There wasn’t much else they could do, so they tried talking to him. Never mind that he couldn’t speak English.

“It was basically hand signals and it was a comforting tone — ‘Sir, we’re here to help you, emergency personnel are on the way, you’re going to be okay,’” said Filosi, a munitions flight commander. “I believe it had a calming effect. I like to think it made a difference, but I can’t confirm that.”

Another South Korean man, who the airmen said may have been the driver of the tractor-trailer, talked to the injured driver and called for emergency help.

They also took turns looking for and removing explosive masonry caps that had fallen from the driver’s truck and that were sitting in leaked fuel.

“Being munitions personnel, we felt compelled to clear the area of hazardous explosives,” Filosi said.

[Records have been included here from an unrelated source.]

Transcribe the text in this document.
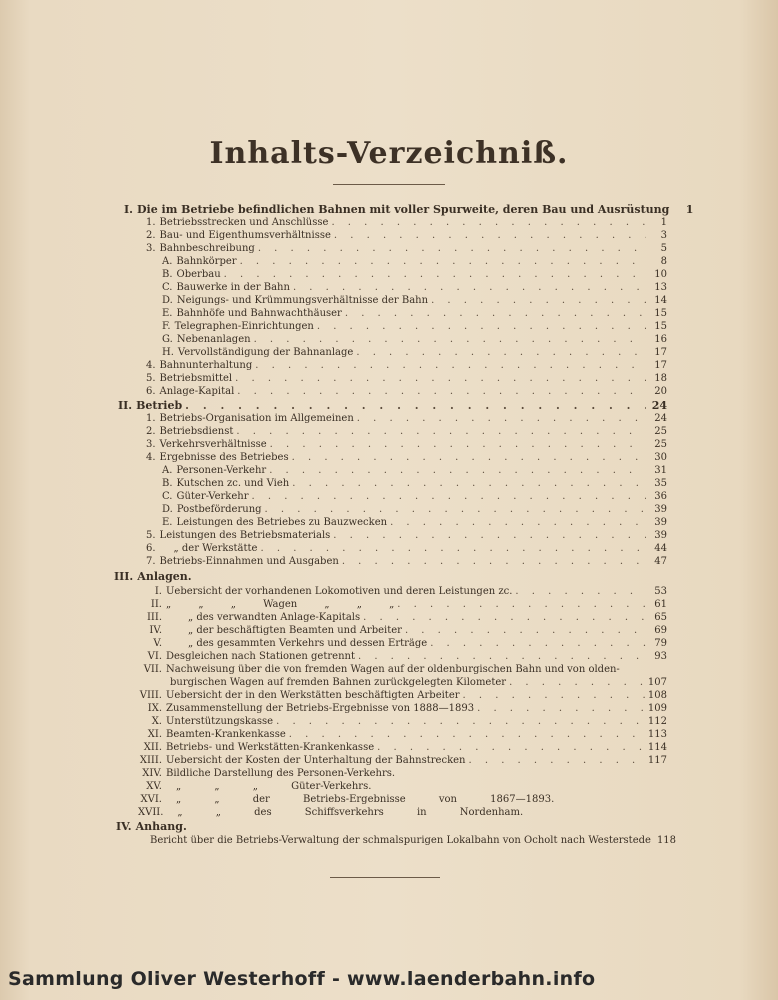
Inhalts-Verzeichniß.
I. Die im Betriebe befindlichen Bahnen mit voller Spurweite, deren Bau und Ausrüstung	1
1. Betriebsstrecken und Anschlüsse . . .	1
2. Bau- und Eigenthumsverhältnisse . . .	3
3. Bahnbeschreibung . . .	5
A. Bahnkörper . . .	8
B. Oberbau . . .	10
C. Bauwerke in der Bahn . . .	13
D. Neigungs- und Krümmungsverhältnisse der Bahn . . .	14
E. Bahnhöfe und Bahnwachthäuser . . .	15
F. Telegraphen-Einrichtungen . . .	15
G. Nebenanlagen . . .	16
H. Vervollständigung der Bahnanlage . . .	17
4. Bahnunterhaltung . . .	17
5. Betriebsmittel . . .	18
6. Anlage-Kapital . . .	20
II. Betrieb . . .	24
1. Betriebs-Organisation im Allgemeinen . . .	24
2. Betriebsdienst . . .	25
3. Verkehrsverhältnisse . . .	25
4. Ergebnisse des Betriebes . . .	30
A. Personen-Verkehr . . .	31
B. Kutschen zc. und Vieh . . .	35
C. Güter-Verkehr . . .	36
D. Postbeförderung . . .	39
E. Leistungen des Betriebes zu Bauzwecken . . .	39
5. Leistungen des Betriebsmaterials . . .	39
6.	„ der Werkstätte . . .	44
7. Betriebs-Einnahmen und Ausgaben . . .	47
III. Anlagen.
I. Uebersicht der vorhandenen Lokomotiven und deren Leistungen zc. . . .	53
II. „ „ „ Wagen „ „ „ . . .	61
III.	„ des verwandten Anlage-Kapitals . . .	65
IV.	„ der beschäftigten Beamten und Arbeiter . . .	69
V.	„ des gesammten Verkehrs und dessen Erträge . . .	79
VI. Desgleichen nach Stationen getrennt . . .	93
VII. Nachweisung über die von fremden Wagen auf der oldenburgischen Bahn und von olden-
burgischen Wagen auf fremden Bahnen zurückgelegten Kilometer . . .	107
VIII. Uebersicht der in den Werkstätten beschäftigten Arbeiter . . .	108
IX. Zusammenstellung der Betriebs-Ergebnisse von 1888—1893 . . .	109
X. Unterstützungskasse . . .	112
XI. Beamten-Krankenkasse . . .	113
XII. Betriebs- und Werkstätten-Krankenkasse . . .	114
XIII. Uebersicht der Kosten der Unterhaltung der Bahnstrecken . . .	117
XIV. Bildliche Darstellung des Personen-Verkehrs.
XV.	„ „ „ Güter-Verkehrs.
XVI.	„ „ der Betriebs-Ergebnisse von 1867—1893.
XVII.	„ „ des Schiffsverkehrs in Nordenham.
IV. Anhang.
Bericht über die Betriebs-Verwaltung der schmalspurigen Lokalbahn von Ocholt nach Westerstede 118
Sammlung Oliver Westerhoff - www.laenderbahn.info
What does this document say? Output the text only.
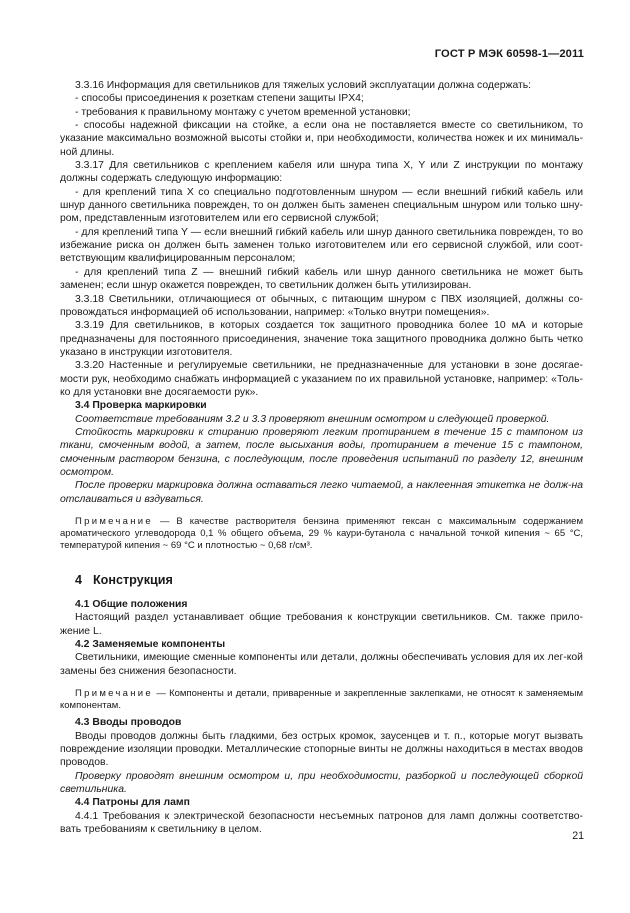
ГОСТ Р МЭК 60598-1—2011

3.3.16 Информация для светильников для тяжелых условий эксплуатации должна содержать:

- способы присоединения к розеткам степени защиты IPX4;

- требования к правильному монтажу с учетом временной установки;

- способы надежной фиксации на стойке, а если она не поставляется вместе со светильником, то указание максимально возможной высоты стойки и, при необходимости, количества ножек и их минималь-ной длины.

3.3.17 Для светильников с креплением кабеля или шнура типа X, Y или Z инструкции по монтажу должны содержать следующую информацию:

- для креплений типа X со специально подготовленным шнуром — если внешний гибкий кабель или шнур данного светильника поврежден, то он должен быть заменен специальным шнуром или только шну-ром, представленным изготовителем или его сервисной службой;

- для креплений типа Y — если внешний гибкий кабель или шнур данного светильника поврежден, то во избежание риска он должен быть заменен только изготовителем или его сервисной службой, или соот-ветствующим квалифицированным персоналом;

- для креплений типа Z — внешний гибкий кабель или шнур данного светильника не может быть заменен; если шнур окажется поврежден, то светильник должен быть утилизирован.

3.3.18 Светильники, отличающиеся от обычных, с питающим шнуром с ПВХ изоляцией, должны со-провождаться информацией об использовании, например: «Только внутри помещения».

3.3.19 Для светильников, в которых создается ток защитного проводника более 10 мА и которые предназначены для постоянного присоединения, значение тока защитного проводника должно быть четко указано в инструкции изготовителя.

3.3.20 Настенные и регулируемые светильники, не предназначенные для установки в зоне досягае-мости рук, необходимо снабжать информацией с указанием по их правильной установке, например: «Толь-ко для установки вне досягаемости рук».

3.4 Проверка маркировки

Соответствие требованиям 3.2 и 3.3 проверяют внешним осмотром и следующей проверкой.

Стойкость маркировки к стиранию проверяют легким протиранием в течение 15 с тампоном из ткани, смоченным водой, а затем, после высыхания воды, протиранием в течение 15 с тампоном, смоченным раствором бензина, с последующим, после проведения испытаний по разделу 12, внешним осмотром.

После проверки маркировка должна оставаться легко читаемой, а наклеенная этикетка не долж-на отслаиваться и вздуваться.

Примечание — В качестве растворителя бензина применяют гексан с максимальным содержанием ароматического углеводорода 0,1 % общего объема, 29 % каури-бутанола с начальной точкой кипения ~ 65 °С, температурой кипения ~ 69 °С и плотностью ~ 0,68 г/см³.

4 Конструкция

4.1 Общие положения

Настоящий раздел устанавливает общие требования к конструкции светильников. См. также прило-жение L.

4.2 Заменяемые компоненты

Светильники, имеющие сменные компоненты или детали, должны обеспечивать условия для их лег-кой замены без снижения безопасности.

Примечание — Компоненты и детали, приваренные и закрепленные заклепками, не относят к заменяемым компонентам.

4.3 Вводы проводов

Вводы проводов должны быть гладкими, без острых кромок, заусенцев и т. п., которые могут вызвать повреждение изоляции проводки. Металлические стопорные винты не должны находиться в местах вводов проводов.

Проверку проводят внешним осмотром и, при необходимости, разборкой и последующей сборкой светильника.

4.4 Патроны для ламп

4.4.1 Требования к электрической безопасности несъемных патронов для ламп должны соответство-вать требованиям к светильнику в целом.

21
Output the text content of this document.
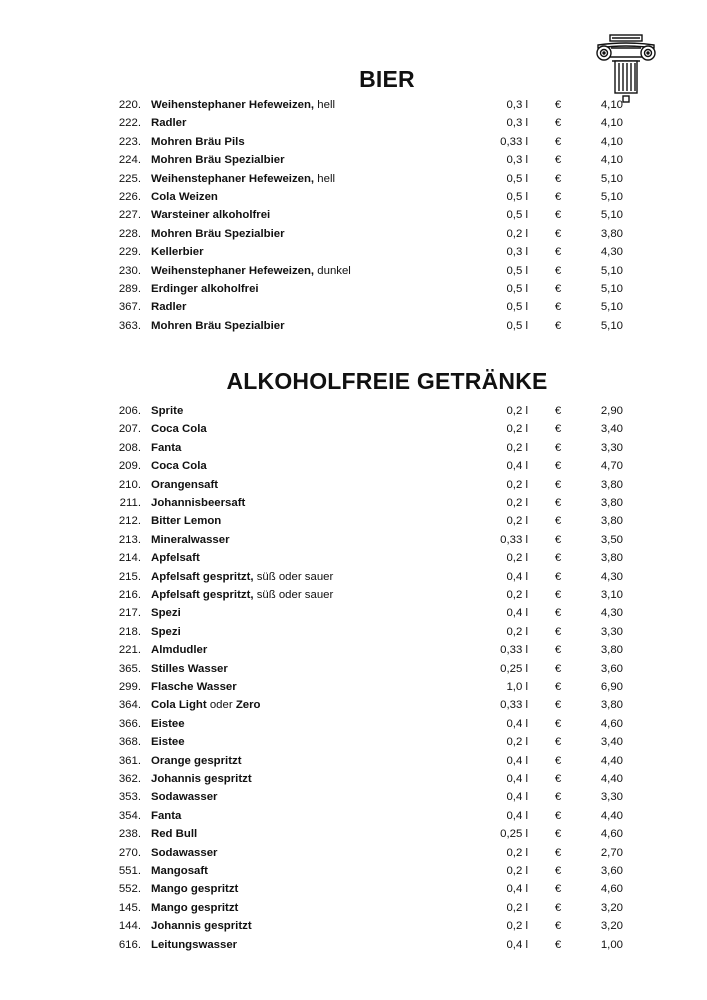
BIER
220. Weihenstephaner Hefeweizen, hell	0,3 l	€	4,10
222. Radler	0,3 l	€	4,10
223. Mohren Bräu Pils	0,33 l	€	4,10
224. Mohren Bräu Spezialbier	0,3 l	€	4,10
225. Weihenstephaner Hefeweizen, hell	0,5 l	€	5,10
226. Cola Weizen	0,5 l	€	5,10
227. Warsteiner alkoholfrei	0,5 l	€	5,10
228. Mohren Bräu Spezialbier	0,2 l	€	3,80
229. Kellerbier	0,3 l	€	4,30
230. Weihenstephaner Hefeweizen, dunkel	0,5 l	€	5,10
289. Erdinger alkoholfrei	0,5 l	€	5,10
367. Radler	0,5 l	€	5,10
363. Mohren Bräu Spezialbier	0,5 l	€	5,10
ALKOHOLFREIE GETRÄNKE
206. Sprite	0,2 l	€	2,90
207. Coca Cola	0,2 l	€	3,40
208. Fanta	0,2 l	€	3,30
209. Coca Cola	0,4 l	€	4,70
210. Orangensaft	0,2 l	€	3,80
211. Johannisbeersaft	0,2 l	€	3,80
212. Bitter Lemon	0,2 l	€	3,80
213. Mineralwasser	0,33 l	€	3,50
214. Apfelsaft	0,2 l	€	3,80
215. Apfelsaft gespritzt, süß oder sauer	0,4 l	€	4,30
216. Apfelsaft gespritzt, süß oder sauer	0,2 l	€	3,10
217. Spezi	0,4 l	€	4,30
218. Spezi	0,2 l	€	3,30
221. Almdudler	0,33 l	€	3,80
365. Stilles Wasser	0,25 l	€	3,60
299. Flasche Wasser	1,0 l	€	6,90
364. Cola Light oder Zero	0,33 l	€	3,80
366. Eistee	0,4 l	€	4,60
368. Eistee	0,2 l	€	3,40
361. Orange gespritzt	0,4 l	€	4,40
362. Johannis gespritzt	0,4 l	€	4,40
353. Sodawasser	0,4 l	€	3,30
354. Fanta	0,4 l	€	4,40
238. Red Bull	0,25 l	€	4,60
270. Sodawasser	0,2 l	€	2,70
551. Mangosaft	0,2 l	€	3,60
552. Mango gespritzt	0,4 l	€	4,60
145. Mango gespritzt	0,2 l	€	3,20
144. Johannis gespritzt	0,2 l	€	3,20
616. Leitungswasser	0,4 l	€	1,00
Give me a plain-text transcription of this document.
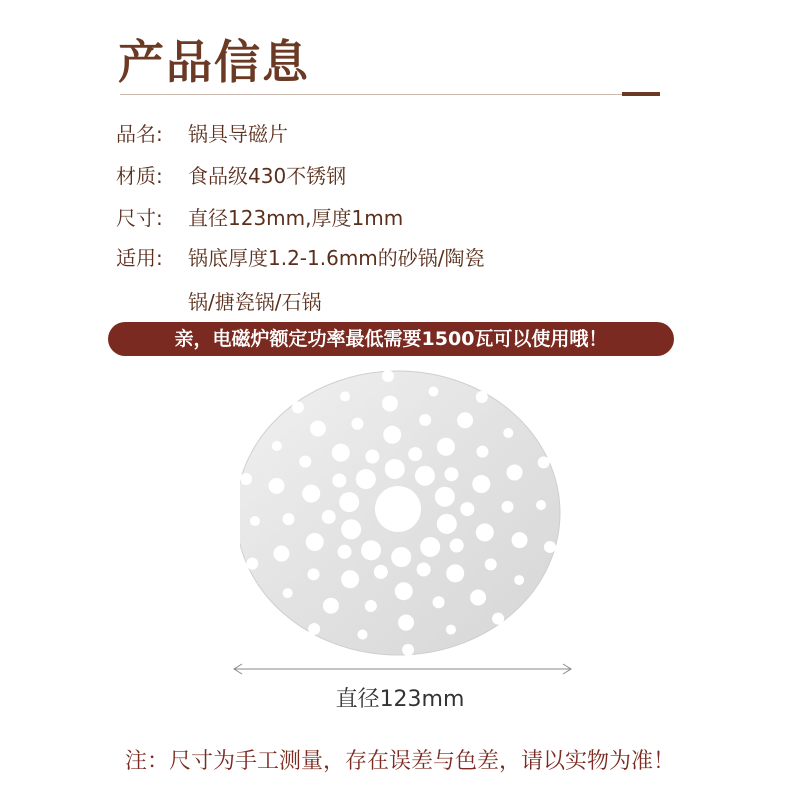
产品信息
品名: 锅具导磁片
材质: 食品级430不锈钢
尺寸: 直径123mm,厚度1mm
适用: 锅底厚度1.2-1.6mm的砂锅/陶瓷
锅/搪瓷锅/石锅
亲，电磁炉额定功率最低需要1500瓦可以使用哦！
直径123mm
注：尺寸为手工测量，存在误差与色差，请以实物为准！
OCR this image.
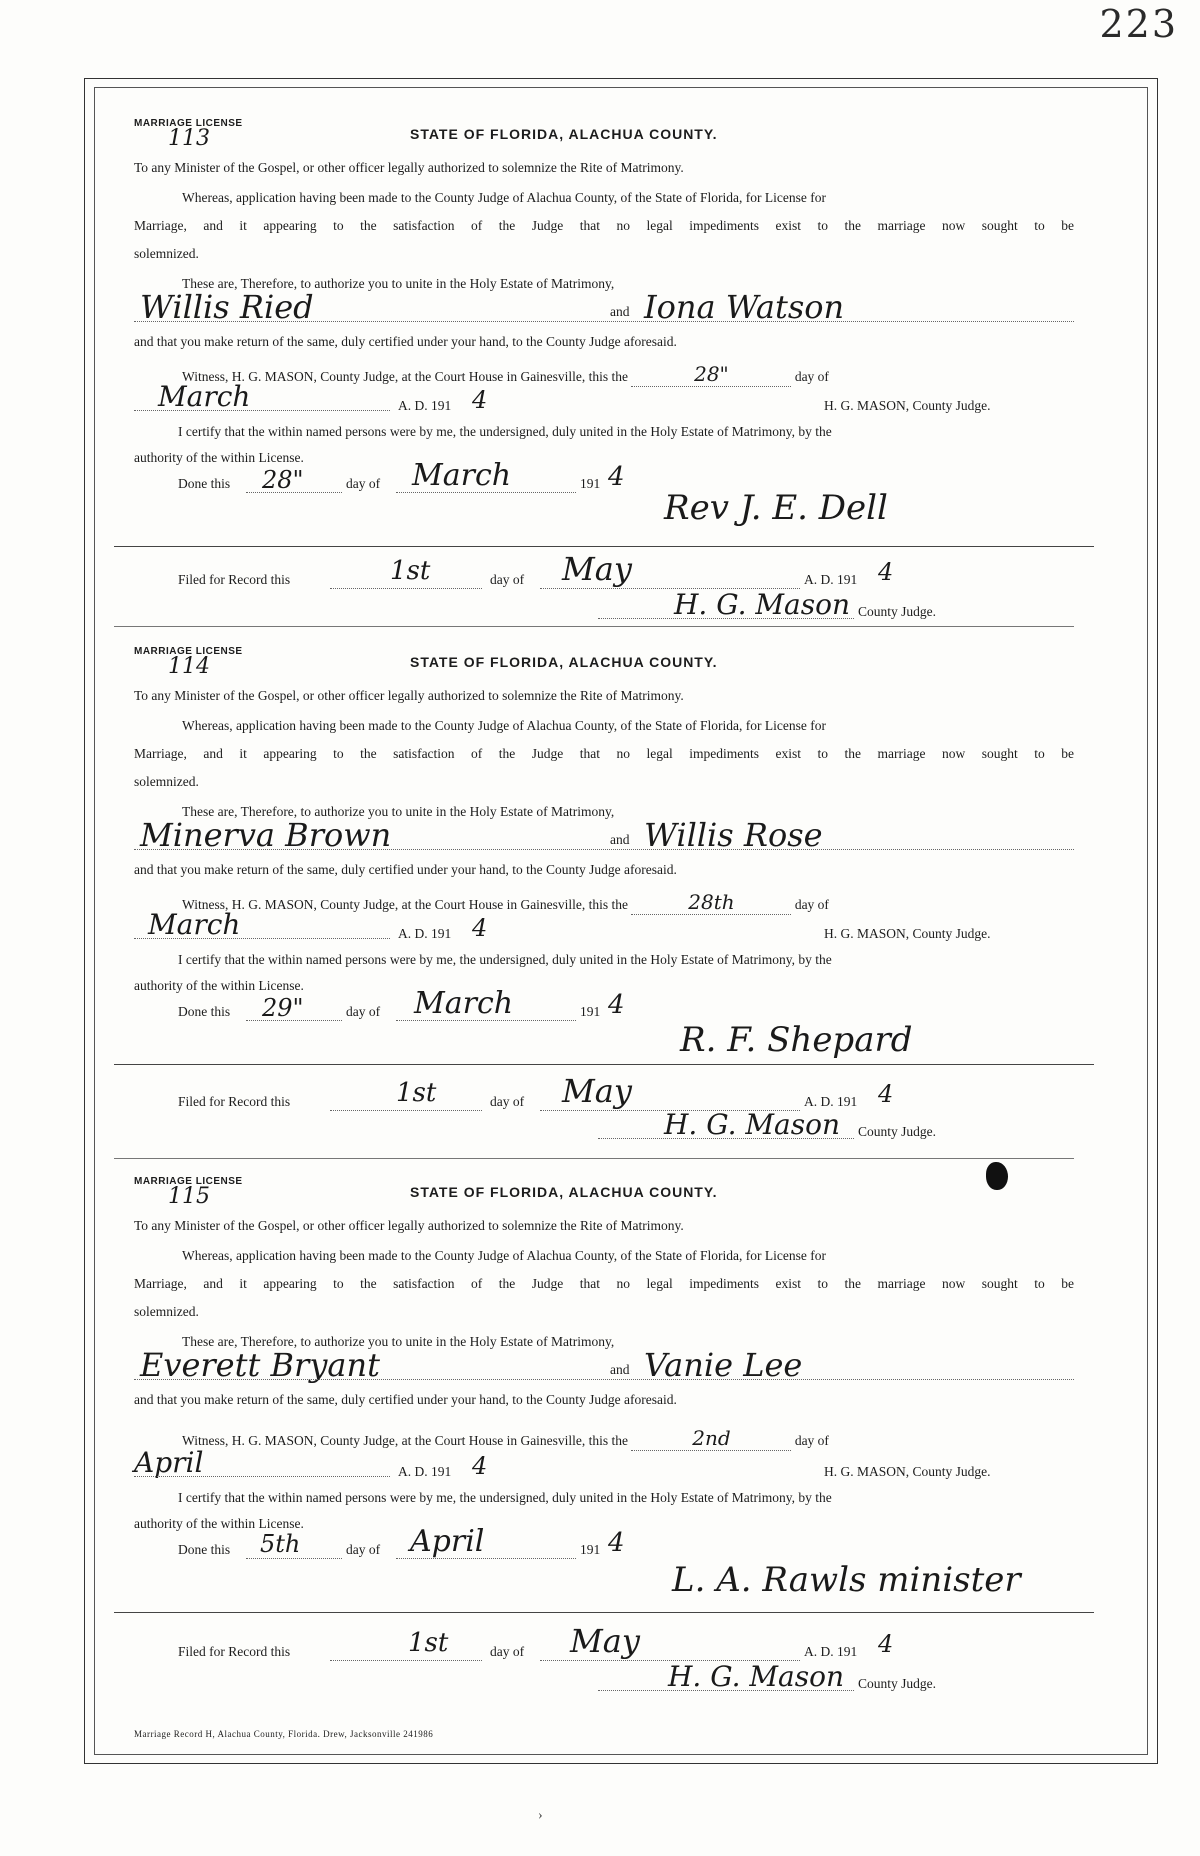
223
MARRIAGE LICENSE
113	STATE OF FLORIDA, ALACHUA COUNTY.
To any Minister of the Gospel, or other officer legally authorized to solemnize the Rite of Matrimony.
Whereas, application having been made to the County Judge of Alachua County, of the State of Florida, for License for
Marriage, and it appearing to the satisfaction of the Judge that no legal impediments exist to the marriage now sought to be
solemnized.
These are, Therefore, to authorize you to unite in the Holy Estate of Matrimony,
Willis Ried	and Iona Watson
and that you make return of the same, duly certified under your hand, to the County Judge aforesaid.
Witness, H. G. MASON, County Judge, at the Court House in Gainesville, this the	28"	day of
March	A. D. 191 4	H. G. MASON, County Judge.
I certify that the within named persons were by me, the undersigned, duly united in the Holy Estate of Matrimony, by the
authority of the within License.
Done this 28"	day of March	191 4
Rev J. E. Dell
Filed for Record this	1st	day of May	A. D. 191 4
H. G. Mason County Judge.
MARRIAGE LICENSE
114	STATE OF FLORIDA, ALACHUA COUNTY.
To any Minister of the Gospel, or other officer legally authorized to solemnize the Rite of Matrimony.
Whereas, application having been made to the County Judge of Alachua County, of the State of Florida, for License for
Marriage, and it appearing to the satisfaction of the Judge that no legal impediments exist to the marriage now sought to be
solemnized.
These are, Therefore, to authorize you to unite in the Holy Estate of Matrimony,
Minerva Brown	and Willis Rose
and that you make return of the same, duly certified under your hand, to the County Judge aforesaid.
Witness, H. G. MASON, County Judge, at the Court House in Gainesville, this the	28th	day of
March	A. D. 191 4	H. G. MASON, County Judge.
I certify that the within named persons were by me, the undersigned, duly united in the Holy Estate of Matrimony, by the
authority of the within License.
Done this 29"	day of March	191 4
R. F. Shepard
Filed for Record this	1st	day of May	A. D. 191 4
H. G. Mason County Judge.
MARRIAGE LICENSE
115	STATE OF FLORIDA, ALACHUA COUNTY.
To any Minister of the Gospel, or other officer legally authorized to solemnize the Rite of Matrimony.
Whereas, application having been made to the County Judge of Alachua County, of the State of Florida, for License for
Marriage, and it appearing to the satisfaction of the Judge that no legal impediments exist to the marriage now sought to be
solemnized.
These are, Therefore, to authorize you to unite in the Holy Estate of Matrimony,
Everett Bryant	and Vanie Lee
and that you make return of the same, duly certified under your hand, to the County Judge aforesaid.
Witness, H. G. MASON, County Judge, at the Court House in Gainesville, this the	2nd	day of
April	A. D. 191 4	H. G. MASON, County Judge.
I certify that the within named persons were by me, the undersigned, duly united in the Holy Estate of Matrimony, by the
authority of the within License.
Done this 5th	day of April	191 4
L. A. Rawls minister
Filed for Record this	1st	day of May	A. D. 191 4
H. G. Mason County Judge.
Marriage Record H, Alachua County, Florida. Drew, Jacksonville 241986
›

As emergency workers arrived and carefully pried the man out of the car with the jaws-of-life, Filosi and Quinn found his keys and credit cards on the road. Later, they helped a South Korean police officer direct traffic.

They don’t know what happened to the man after he left the accident site; base officials were unsuccessful in finding authorities who worked the accident.

Quinn, a munitions crew chief, said it was a natural reaction to stop at the accident.

“When you see another human being in trouble, the adrenaline kicks in,” he said. “You don’t stop and think too much, you just do.”